I'm having a hard time understanding semantics of such separation. I can't formulate it in a one shot, so here are several questions of approximately same class, which should converge in a single answer (I hope).

  1. Does transactions is about synchronous communication and events is about asynchronous in DDD?
    1. So, is it an attempt to show basically strong and eventual consistent communication paths?
  2. Or what then the difference between spinning single transaction across several aggregates and sending a sequential events between them (when one sending own event after processing event from the previous aggregation root), like in actors model?
    1. Shall we consider the last one also a single transaction then, as basically we guaranteeing (just on the model level) that events are fired and processed?
    2. In this case transaction is about parallel and messaging is about sequential processing?
  3. Shall I consider both transaction and events as an implementation of single business transaction on the model level?

This current communication dichotomy with relation to aggregation roots consistency issues seems either redundant or overlapping with each other, and I don't see they way how it is overlapping. In general form we speak about data propagation and in DDD it's became confusing.

This data propagation topic in DDD looks like an ugly version described in actors model.


Solution

  • The basic building bloc of DDD is a bounded context. Bounded contexts regroup highly coupled domain objects that can be updated together atomically, in a single transaction. Transactions handle intra-context updates.

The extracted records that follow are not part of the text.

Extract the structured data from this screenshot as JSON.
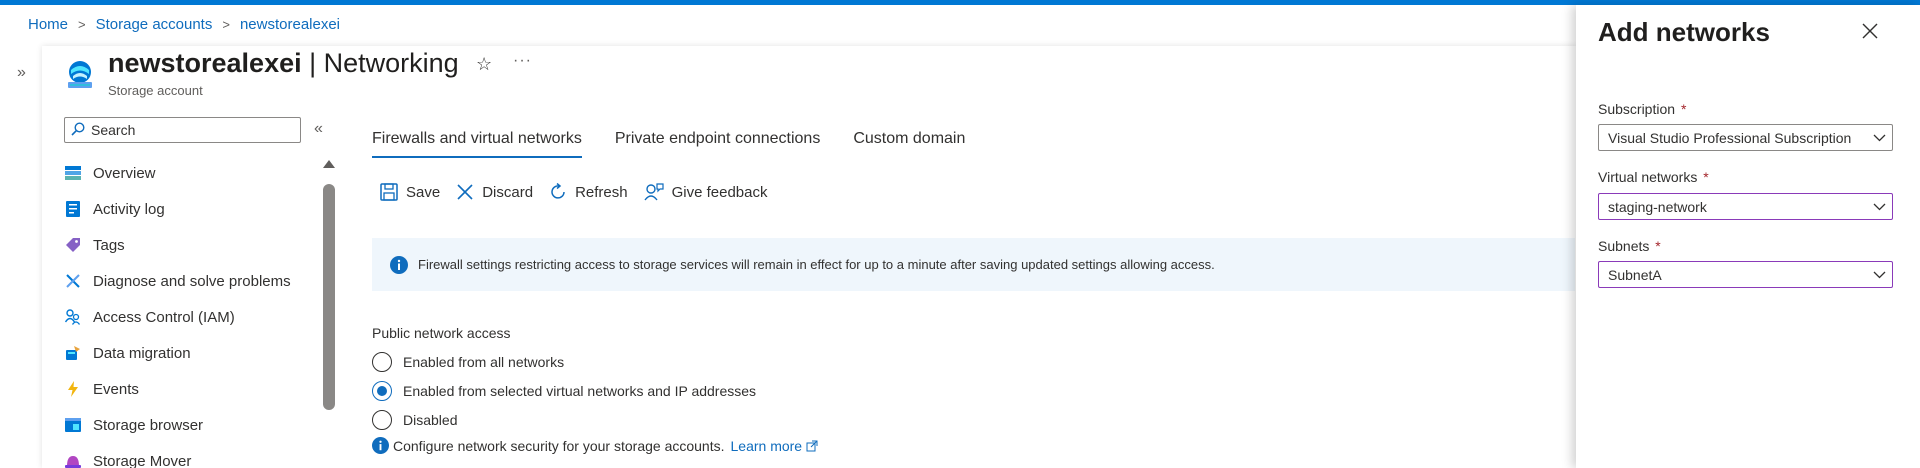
{
  "breadcrumb": [
    "Home",
    "Storage accounts",
    "newstorealexei"
  ],
  "resource": {
    "name": "newstorealexei",
    "section": "Networking",
    "separator": " | ",
    "subtitle": "Storage account",
    "icon": "storage-account-icon"
  },
  "search": {
    "placeholder": "Search"
  },
  "nav": [
    {
      "label": "Overview",
      "icon": "overview-icon"
    },
    {
      "label": "Activity log",
      "icon": "activity-log-icon"
    },
    {
      "label": "Tags",
      "icon": "tag-icon"
    },
    {
      "label": "Diagnose and solve problems",
      "icon": "wrench-icon"
    },
    {
      "label": "Access Control (IAM)",
      "icon": "people-icon"
    },
    {
      "label": "Data migration",
      "icon": "data-migration-icon"
    },
    {
      "label": "Events",
      "icon": "lightning-icon"
    },
    {
      "label": "Storage browser",
      "icon": "storage-browser-icon"
    },
    {
      "label": "Storage Mover",
      "icon": "storage-mover-icon"
    }
  ],
  "tabs": [
    "Firewalls and virtual networks",
    "Private endpoint connections",
    "Custom domain"
  ],
  "active_tab": "Firewalls and virtual networks",
  "toolbar": {
    "save": "Save",
    "discard": "Discard",
    "refresh": "Refresh",
    "feedback": "Give feedback"
  },
  "info_banner": "Firewall settings restricting access to storage services will remain in effect for up to a minute after saving updated settings allowing access.",
  "public_network_access": {
    "label": "Public network access",
    "options": [
      "Enabled from all networks",
      "Enabled from selected virtual networks and IP addresses",
      "Disabled"
    ],
    "selected": "Enabled from selected virtual networks and IP addresses"
  },
  "configure_note": {
    "text": "Configure network security for your storage accounts.",
    "link": "Learn more"
  },
  "panel": {
    "title": "Add networks",
    "subscription": {
      "label": "Subscription",
      "required_mark": "*",
      "value": "Visual Studio Professional Subscription"
    },
    "virtual_networks": {
      "label": "Virtual networks",
      "required_mark": "*",
      "value": "staging-network"
    },
    "subnets": {
      "label": "Subnets",
      "required_mark": "*",
      "value": "SubnetA"
    }
  },
  "colors": {
    "accent": "#0078d4",
    "link": "#0f6cbd",
    "banner_bg": "#eff6fc",
    "required": "#a4262c",
    "focus_border": "#8a3ab9"
  }
}
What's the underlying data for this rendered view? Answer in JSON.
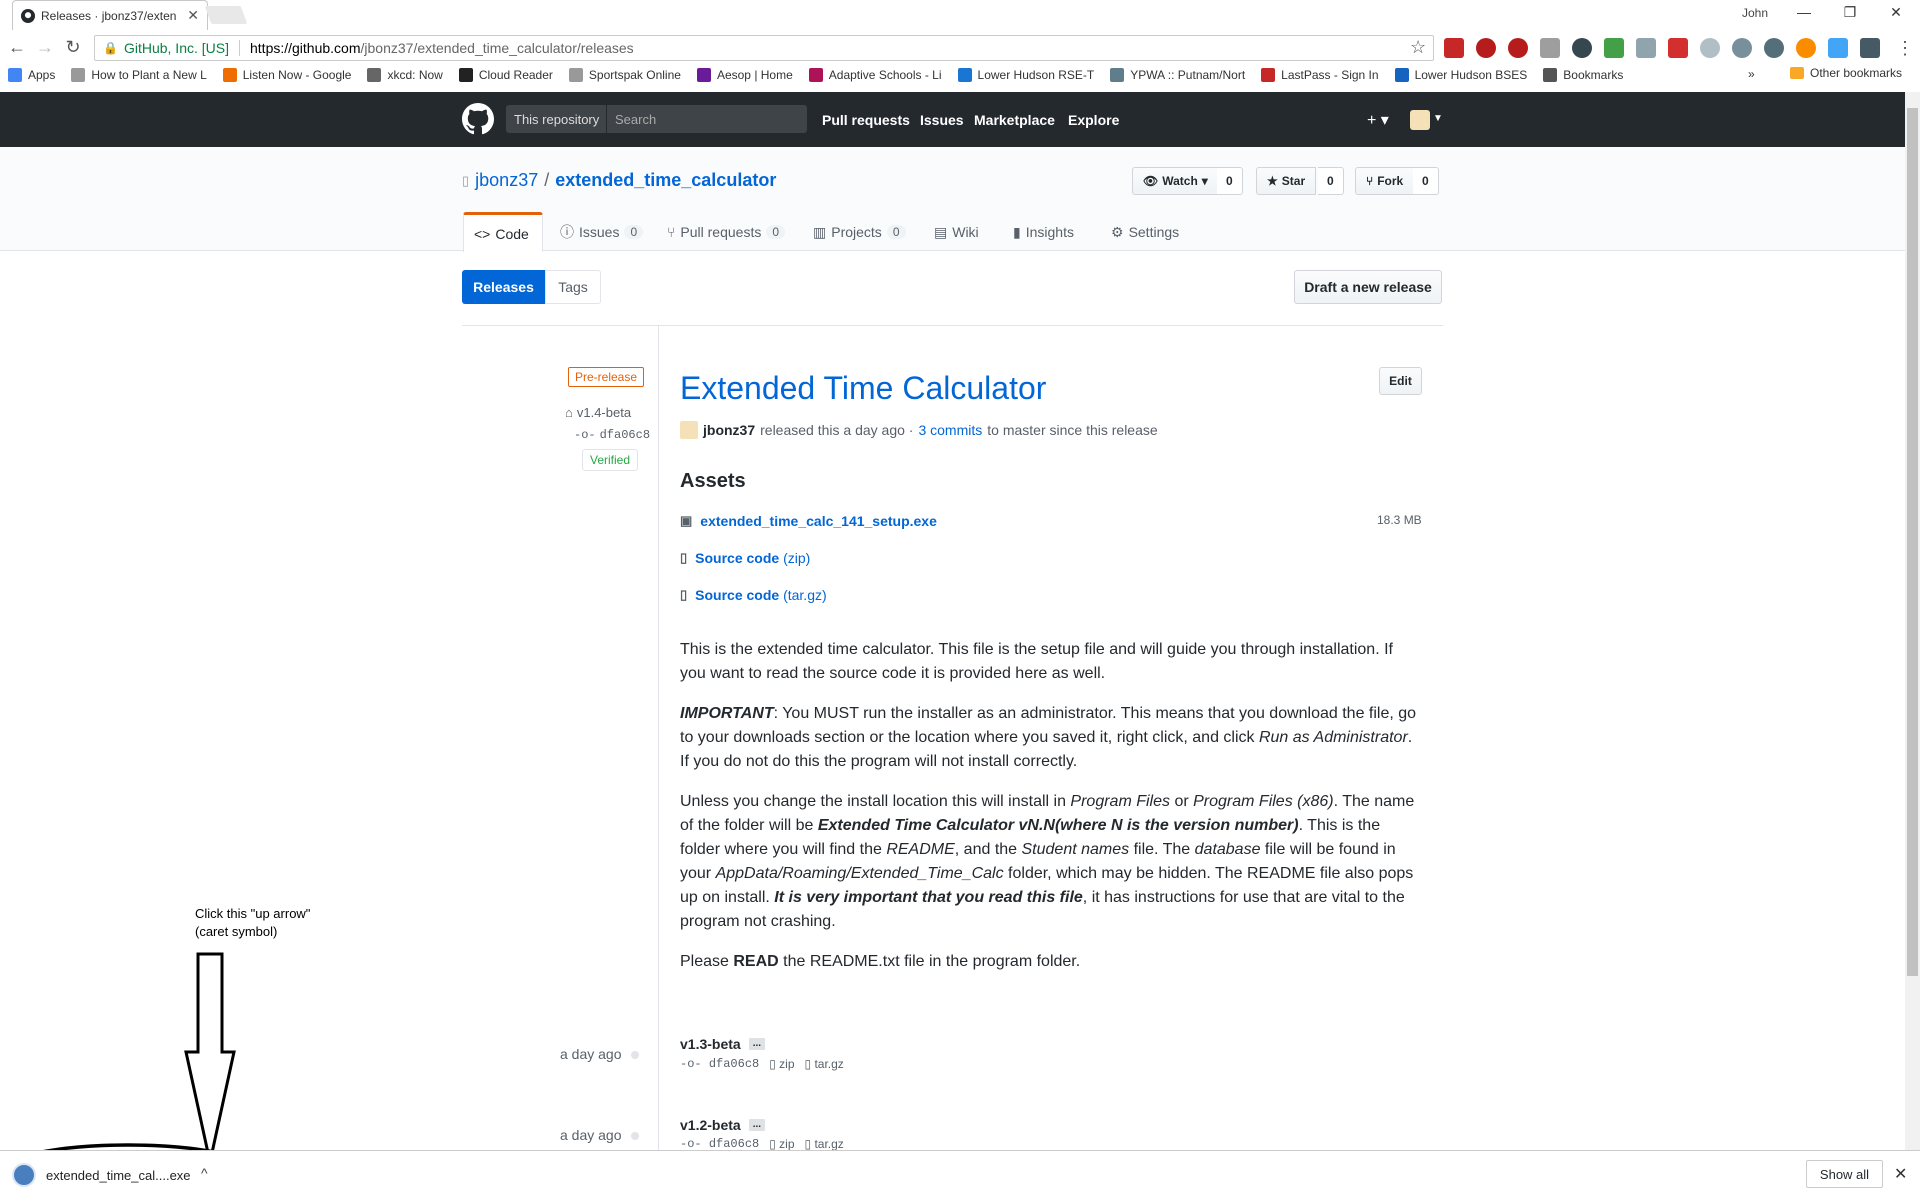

    Loosely coupled objects that are updated separately are spread across different bounded contexts. Although different bounded context can be collocated in the same service, with the same database backend, they are designed as independent pieces of software that can easily spread in different services with different databases backends, adopting a microservice pattern. This allows better scalability, better separation of concerns, and lowers the risk of regressions when updating a context.

    Sometimes, you need to update objects from different bounded contexts, or you need different bounded context to ensure business integrity of the operation. This causes a major problem known as distributed transactions, as what you are trying to achieve is a single atomic transaction over a distributed series of bounded context, hosted in different services, backed by different database technologies. You can use 2-phase commit or saga pattern techniques to solve this problem. These techniques imply inter-context communication that usually occur through usage of event and messaging.